In his book “Thinking fast and slow” the Nobel prize winner Kahneman introduces
two fictitious characters “System 1” and “System2” to better explain how our brain works. These two characters can also better explain how our memory works.
System 2 is our slow, deliberate, analytical and consciously effortful mode of reasoning about the world that we apply when we try to compute for example
12×37 . It uses memory like a computer .
System 1, by contrast, is our fast, automatic, intuitive and unconscious mode of thinking. This is the reasoning that will make you jump
on the side walk when you hear a klaxon of an approaching car. And you discover
that this jump has saved your life. Its main purpose is to scan continuously the
environment in search of signs of danger. And when it finds something strange to produce an immediate reaction that saves us. For this reason I call System 1 the “guardian angel in our brain”.
System 1 uses memory in a peculiar way. It has two main problems to do its work:
- The analysis must be fast, so it activates continuously all neuronal pathways connected with what our senses are detecting. This activation (associative memory) brings as much as possible to memory to help to check
that everything is ok. One of the results of this brain activity is the phenomenon of priming. The study of priming has shown that this activation is
done in parallel on all words, objects and actions connected with what we are
sensing (Strange odour in kitchen, gas, open the window, close the oven ….)

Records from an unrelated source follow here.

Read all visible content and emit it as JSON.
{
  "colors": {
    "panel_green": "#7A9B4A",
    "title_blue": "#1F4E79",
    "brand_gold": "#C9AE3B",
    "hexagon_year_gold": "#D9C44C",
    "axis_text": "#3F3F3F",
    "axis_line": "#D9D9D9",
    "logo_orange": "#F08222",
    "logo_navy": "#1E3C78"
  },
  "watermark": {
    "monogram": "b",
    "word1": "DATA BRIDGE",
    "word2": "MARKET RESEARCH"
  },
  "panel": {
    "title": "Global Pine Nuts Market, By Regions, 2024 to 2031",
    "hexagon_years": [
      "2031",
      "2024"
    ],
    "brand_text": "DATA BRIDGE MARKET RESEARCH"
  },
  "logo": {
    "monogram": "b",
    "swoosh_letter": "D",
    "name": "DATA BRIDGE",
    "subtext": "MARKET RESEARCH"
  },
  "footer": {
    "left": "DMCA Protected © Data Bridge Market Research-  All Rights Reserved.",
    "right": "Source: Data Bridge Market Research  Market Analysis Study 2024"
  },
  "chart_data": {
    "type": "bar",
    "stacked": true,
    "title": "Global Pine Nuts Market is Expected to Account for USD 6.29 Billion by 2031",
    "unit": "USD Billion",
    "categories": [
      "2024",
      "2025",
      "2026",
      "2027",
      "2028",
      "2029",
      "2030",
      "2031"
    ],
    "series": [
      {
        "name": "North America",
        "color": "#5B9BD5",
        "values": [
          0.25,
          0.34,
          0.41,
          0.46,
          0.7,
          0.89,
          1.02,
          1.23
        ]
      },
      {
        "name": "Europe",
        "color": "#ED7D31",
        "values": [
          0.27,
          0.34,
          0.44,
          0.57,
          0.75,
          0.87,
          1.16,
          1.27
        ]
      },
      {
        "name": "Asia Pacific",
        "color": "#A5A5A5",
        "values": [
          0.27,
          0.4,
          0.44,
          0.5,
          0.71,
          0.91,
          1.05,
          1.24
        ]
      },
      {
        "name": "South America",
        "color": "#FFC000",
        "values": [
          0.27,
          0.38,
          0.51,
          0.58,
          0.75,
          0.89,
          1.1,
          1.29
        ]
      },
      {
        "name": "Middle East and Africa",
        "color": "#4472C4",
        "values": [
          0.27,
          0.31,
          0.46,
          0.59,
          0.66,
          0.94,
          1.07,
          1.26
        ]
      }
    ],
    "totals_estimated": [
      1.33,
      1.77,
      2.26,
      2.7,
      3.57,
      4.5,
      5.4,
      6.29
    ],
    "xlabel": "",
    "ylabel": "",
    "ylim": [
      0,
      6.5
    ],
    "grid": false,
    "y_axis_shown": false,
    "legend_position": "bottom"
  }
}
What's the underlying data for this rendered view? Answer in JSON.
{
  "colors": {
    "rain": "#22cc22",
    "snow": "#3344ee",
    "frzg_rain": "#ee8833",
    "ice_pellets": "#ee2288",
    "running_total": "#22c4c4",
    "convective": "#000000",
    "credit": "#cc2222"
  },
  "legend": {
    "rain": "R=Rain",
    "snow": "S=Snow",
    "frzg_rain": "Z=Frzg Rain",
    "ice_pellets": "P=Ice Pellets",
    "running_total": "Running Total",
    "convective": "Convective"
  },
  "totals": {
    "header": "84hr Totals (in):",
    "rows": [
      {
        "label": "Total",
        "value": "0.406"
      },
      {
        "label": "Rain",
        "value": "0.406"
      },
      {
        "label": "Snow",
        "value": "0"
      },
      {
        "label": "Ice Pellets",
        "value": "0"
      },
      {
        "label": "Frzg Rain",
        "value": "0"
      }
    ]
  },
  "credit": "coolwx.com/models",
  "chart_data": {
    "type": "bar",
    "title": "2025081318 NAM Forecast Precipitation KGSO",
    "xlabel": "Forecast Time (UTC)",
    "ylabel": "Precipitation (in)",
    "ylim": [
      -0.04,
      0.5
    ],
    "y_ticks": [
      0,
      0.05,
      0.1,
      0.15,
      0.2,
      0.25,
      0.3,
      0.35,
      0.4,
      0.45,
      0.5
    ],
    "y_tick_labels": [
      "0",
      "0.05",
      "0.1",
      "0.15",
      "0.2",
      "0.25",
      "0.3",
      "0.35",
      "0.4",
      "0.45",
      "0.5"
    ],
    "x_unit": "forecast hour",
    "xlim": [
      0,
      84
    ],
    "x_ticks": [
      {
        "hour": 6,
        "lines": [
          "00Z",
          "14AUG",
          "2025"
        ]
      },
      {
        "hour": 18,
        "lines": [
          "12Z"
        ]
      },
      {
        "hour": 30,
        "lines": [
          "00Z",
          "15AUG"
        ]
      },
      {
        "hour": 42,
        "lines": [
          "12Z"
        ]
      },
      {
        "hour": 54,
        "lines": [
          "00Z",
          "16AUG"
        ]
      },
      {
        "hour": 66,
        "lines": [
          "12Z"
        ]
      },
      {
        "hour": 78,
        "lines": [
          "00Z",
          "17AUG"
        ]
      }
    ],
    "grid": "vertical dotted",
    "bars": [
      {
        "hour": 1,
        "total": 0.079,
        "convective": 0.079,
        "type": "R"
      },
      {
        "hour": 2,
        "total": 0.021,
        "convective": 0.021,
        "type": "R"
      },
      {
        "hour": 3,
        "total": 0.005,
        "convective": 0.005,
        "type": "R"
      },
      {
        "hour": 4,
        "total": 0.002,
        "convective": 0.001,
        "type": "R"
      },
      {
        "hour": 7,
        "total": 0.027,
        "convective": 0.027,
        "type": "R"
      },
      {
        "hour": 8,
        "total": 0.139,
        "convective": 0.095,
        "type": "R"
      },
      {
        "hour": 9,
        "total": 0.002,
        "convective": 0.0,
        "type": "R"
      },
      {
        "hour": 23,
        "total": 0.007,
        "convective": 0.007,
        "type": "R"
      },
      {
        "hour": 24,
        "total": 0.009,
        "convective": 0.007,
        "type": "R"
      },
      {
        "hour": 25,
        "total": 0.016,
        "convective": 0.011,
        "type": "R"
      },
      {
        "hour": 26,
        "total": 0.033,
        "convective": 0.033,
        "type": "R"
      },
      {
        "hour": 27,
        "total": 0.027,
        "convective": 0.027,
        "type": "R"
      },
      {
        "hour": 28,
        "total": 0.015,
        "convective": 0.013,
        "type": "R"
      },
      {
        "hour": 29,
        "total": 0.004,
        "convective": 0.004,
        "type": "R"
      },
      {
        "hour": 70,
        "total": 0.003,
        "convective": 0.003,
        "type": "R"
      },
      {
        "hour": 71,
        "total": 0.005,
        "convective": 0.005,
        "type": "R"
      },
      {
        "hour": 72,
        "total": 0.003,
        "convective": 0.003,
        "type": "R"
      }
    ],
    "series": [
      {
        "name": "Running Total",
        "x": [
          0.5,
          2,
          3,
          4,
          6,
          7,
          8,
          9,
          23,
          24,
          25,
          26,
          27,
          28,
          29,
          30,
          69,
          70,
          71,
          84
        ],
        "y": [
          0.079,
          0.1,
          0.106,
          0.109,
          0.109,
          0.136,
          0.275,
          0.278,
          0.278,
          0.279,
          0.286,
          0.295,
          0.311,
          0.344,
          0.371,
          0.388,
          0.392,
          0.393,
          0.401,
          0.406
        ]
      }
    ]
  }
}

- System 1 has also the need to delete quickly some of the activated ideas
that we don’t need any more in order not to overcharge our brain with unwanted stuff. This is done in an elegant and efficient way. This can be seen following
System 1 as we walk in our house. In order to check that there is nothing strange it must load a map of the whole house in our memory to compare what we
see with what we remember. This can be a lot of information but it seems that
it is loaded in parts room by room. When we pass a door the information about the room behind us is replaced with the information about the new room.
This works so well that sometimes when we arrive at the refrigerator we have
completely forgotten what we wanted.